I found this unacceptable, and pointed out all that I had done for her over the last few years, the last few months, and especially the last fortnight. I told her that if I'd left her in her flat down South two weeks ago she'd have died alone soon.
She looked at me and said: "I bet you wouldn't be sorry about that."
I was shocked and hurt. How could Mum think that of me?

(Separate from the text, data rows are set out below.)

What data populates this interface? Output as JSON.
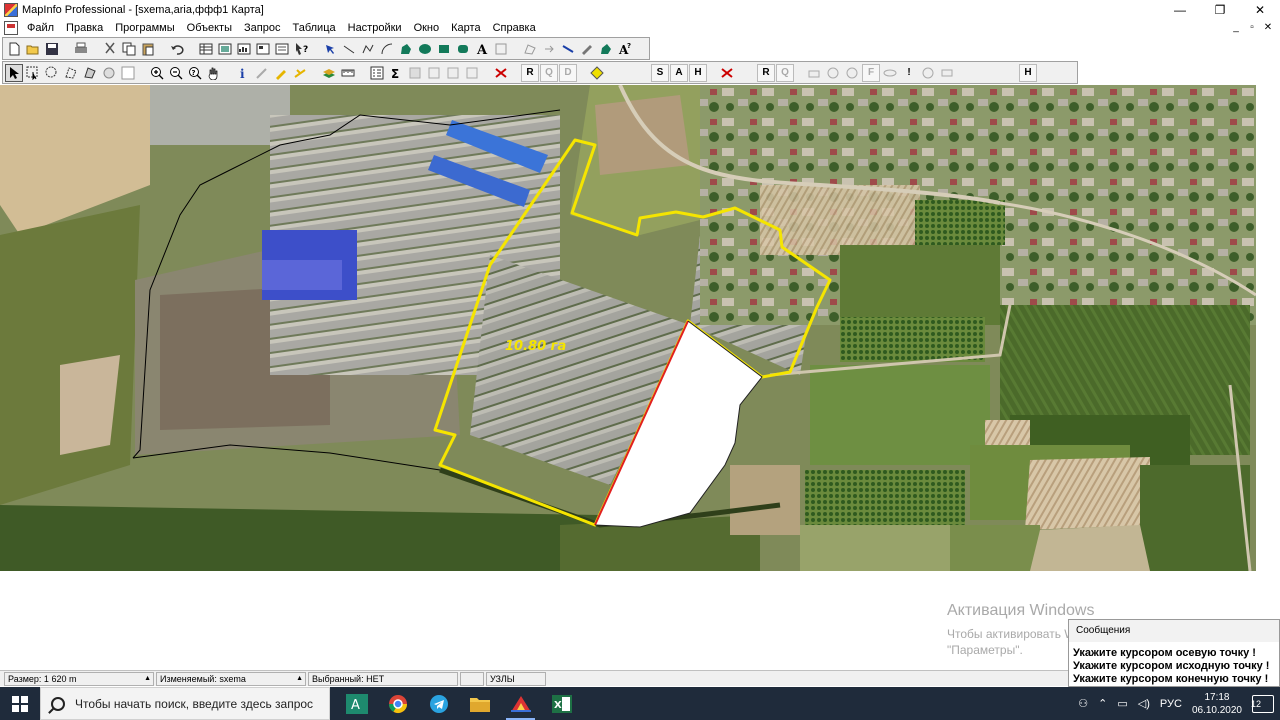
{
  "window": {
    "title": "MapInfo Professional - [sxema,aria,ффф1 Карта]",
    "controls": [
      "—",
      "❐",
      "✕"
    ],
    "mdi_controls": [
      "_",
      "▫",
      "✕"
    ]
  },
  "menu": [
    "Файл",
    "Правка",
    "Программы",
    "Объекты",
    "Запрос",
    "Таблица",
    "Настройки",
    "Окно",
    "Карта",
    "Справка"
  ],
  "toolbar2_letters": {
    "r1": "R",
    "q1": "Q",
    "d1": "D",
    "s": "S",
    "a": "A",
    "h1": "H",
    "r2": "R",
    "q2": "Q",
    "f": "F",
    "excl": "!",
    "h2": "H"
  },
  "map": {
    "area_label": "10.80  га",
    "colors": {
      "boundary": "#f5e500",
      "parcel_fill": "#ffffff",
      "parcel_edge": "#e02020"
    }
  },
  "activation": {
    "title": "Активация Windows",
    "line1": "Чтобы активировать Windows, перейдите в раздел",
    "line2": "\"Параметры\"."
  },
  "messages": {
    "title": "Сообщения",
    "lines": [
      "Укажите курсором осевую точку !",
      "Укажите курсором исходную точку !",
      "Укажите курсором конечную точку !"
    ]
  },
  "status": {
    "size": "Размер: 1 620 m",
    "editable": "Изменяемый: sxema",
    "selected": "Выбранный: НЕТ",
    "nodes": "УЗЛЫ"
  },
  "taskbar": {
    "search_placeholder": "Чтобы начать поиск, введите здесь запрос",
    "lang": "РУС",
    "time": "17:18",
    "date": "06.10.2020",
    "notification_count": "12"
  }
}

I had to leave the house to think for a while. I went for a drive and telephoned someone very close to me. She told me that only those we really love can hurt us that badly. It took a long conversation to reassure me.

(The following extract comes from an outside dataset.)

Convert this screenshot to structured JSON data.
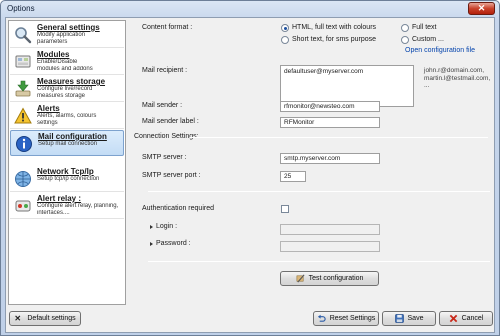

I came home a few minutes ago. Mum was in the bathroom. I walked into my Study to find that Mum had managed to spill her sticky medicine all over my mouse-pad and keyboard. She denied it. I told her to come in here and see the evidence. I walked out onto the landing to bring her in and she screamed: "DON'T throw me down the stairs!"
Again... how can she think that I would do that?
I feel stunned. I don't know what to do. It's now getting on for midnight and I know I should have started driving South hours ago, but I feel paralysed, feel like I have to reassess everything before I can start. I need to work everything out from first principles. The picture of the world that I had is in pieces. I need to work out if I want to tape it back together the same way or go for a different view. Does that make sense, or is this just exhaustion talking?